On “Feeling Like” a New Yorker
What it means to feel like a New Yorker, and the times I feel (and don't feel) like one

The joke goes like this:
Q: How do you know if someone’s a New Yorker?
A: Don’t worry, they’ll tell you.
For me, the joke is a reminder that being a New Yorker is not a universal goal or compliment. In actual conversations where I’m out of town and meeting someone for the first time, at first I avoid saying where I live. It can quickly become one of identity. Some people have strong feelings and bizarre assumptions about New York City, and I don’t want to be stereotyped. Of course, sometimes it comes up quickly whether I like it or not. “Where are you from?” is one of the most basic questions to ask when meeting someone from out of town.
With that in mind, I’ve been asked before if I “feel like a New Yorker,” and for anyone interested, in this article I try to answer it.
Writing about Feelings
First off, these kinds of blogs, the ones that aren’t made up of lists, terrify me. They make me feel vulnerable. Even if I’m but a few bits among all the data of the internet, I’m still permanently there. Another goddamn natural language sample to feed the AI monster.
I’ve cited xkcd as a source of inspiration before, and here again one of Randall Munroe’s comics is partly what convinced me to write this down. (It’s an early and remarkably wordy comic, too. I’m sorry, but let’s face it, that’s pretty on brand for me.)
What Makes a “New Yorker?”
I really don’t think there’s a simple definition of what makes someone a New Yorker. You don’t have to be born here. There’s no required duration of stay. Over time, I’ve met the gamut:
People who just moved here and immediately said they “felt like a New Yorker.”
People who were born here, lived here for decades, eventually left, and said they “never felt like a New Yorker.”
In searching for events each month for the Blankman List, there is this spectrum that emerges.

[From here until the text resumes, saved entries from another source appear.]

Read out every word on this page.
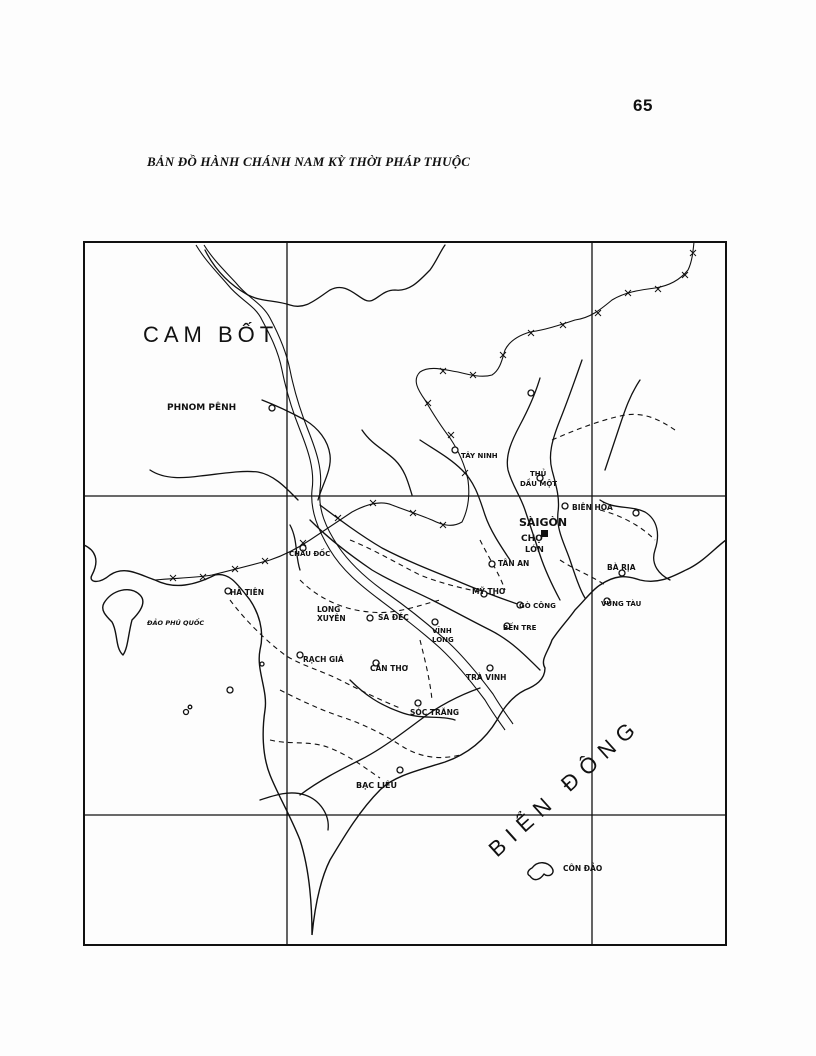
65
BẢN ĐỒ HÀNH CHÁNH NAM KỲ THỜI PHÁP THUỘC
CAM BỐT
BIỂN ĐÔNG
PHNOM PÊNH
CHÂU ĐỐC
HÀ TIÊN
ĐẢO PHÚ QUỐC
LONG
XUYÊN	SA ĐÉC
RẠCH GIÁ
CẦN THƠ
VĨNH
LONG
TRÀ VINH
SÓC TRĂNG
BẠC LIÊU
TÂY NINH
THỦ
DẦU MỘT
BIÊN HÒA
SÀIGÒN
CHỢ
LỚN
TÂN AN
MỸ THO
GÒ CÔNG
BẾN TRE
BÀ RỊA
VŨNG TÀU
CÔN ĐẢO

On one extreme are the extra-uber-mega-shows, like the events at Madison Square Garden or Radio City Music Hall. I have gone to plenty of events like these, but I can’t quite say I feel like a New Yorker there. I feel like a tourist, and sometimes it’s wonderful and empowering to feel like a tourist in your own city. It’s like I emerged out of the subway right into a vacation destination and with expert knowledge on how to avoid crowds and get back home.
On the other extreme are events in quaint neighborhoods in the outer boroughs. Community theaters, local restaurants, and the like. Sometimes I find myself at one of those events, and I don’t really feel like a New Yorker there either. I feel like I’m visiting a community that hopefully welcomes me but isn’t my home. The feeling is a bit warmer when it’s my local neighborhood, but even then, I’m reminded of how few of my neighbors I actually know and still feel a little out of place.
Nevertheless I do feel that New York City, which is as much place as idea, is my home right now. I don’t like leaving it. Whenever I travel, whether for work or leisure, I find it excruciating. I hate the hours and hours and hours of sitting and waiting. The delays, the crying babies, the angry adults. Gross, makeshift meals. Cars that make me nauseous. Planes that make my ears hurt. I miss my husband and my cat. (Not always in that order.)
There is one place, however, where I do feel like a New Yorker. Every time. Riding a cab home from the airport. There’s a moment when the taxi driver is crossing the Kosciuszko Bridge and I look to my right and—bam. The Manhattan skyline. An entire world in a few dozen square miles. The traveling is done. Home. My home.

But Is It Walkable?
Then there are times I’m not in New York and something happens to cause me to “feel like a New Yorker.” A common one is I’m at, say, a friend’s home or a hotel room and look up where I’m supposed to go next. My phone shows me the destination is a mile or so away. Totally manageable walking distance. All of a sudden I’m playing real-world Frogger across eight lanes of traffic between a field that hasn’t been mowed in a decade and an office park with a long abandoned donut shop. I’m the only person in that town without a car it seems, and not even the corner grocery store is walkable.
Another common phenomenon: I’m in a new city and situate myself in a coffee shop. I want to sip my coffee, doom-scroll for a bit, and read my book, then suddenly: “Cold day today! What brings you here?” Oh, right. People talk to strangers here. I’m not antisocial and will converse back—often answering the inevitable question, “So where are you from?”1 I really don’t believe that NYC residents are rude, at least not on average. It’s just that for many of us, walking the streets and riding the subways is our version of being in a car, i.e., a space to be focused on where we’re going and largely unconcerned with whatever’s happening around us. I guess I don’t trust your average stranger here, but I don’t distrust them either. I let them be.
The city as an idea is often politicized, and I’m not blind to an online discourse where people are falsely told that being in NYC is “like being in a war zone.”2 It is not even remotely a war zone; crime has in fact been declining for decades.3 But it is not remotely a utopia either. If a tourist walks from a Broadway theater to the Metropolitan Museum of Art, a roughly 2.5-mile, well-trodden, and generally pleasant hike, they may see 30 Rock, the MoMA, the Plaza hotel, and Central Park. They may also encounter people who beg for money, haven’t bathed in weeks, or rudely blast music in public, possibly all at once. These aren’t easy encounters. My heart hurts often among these streets. I have felt afraid before, and I have felt my skin thicken over time.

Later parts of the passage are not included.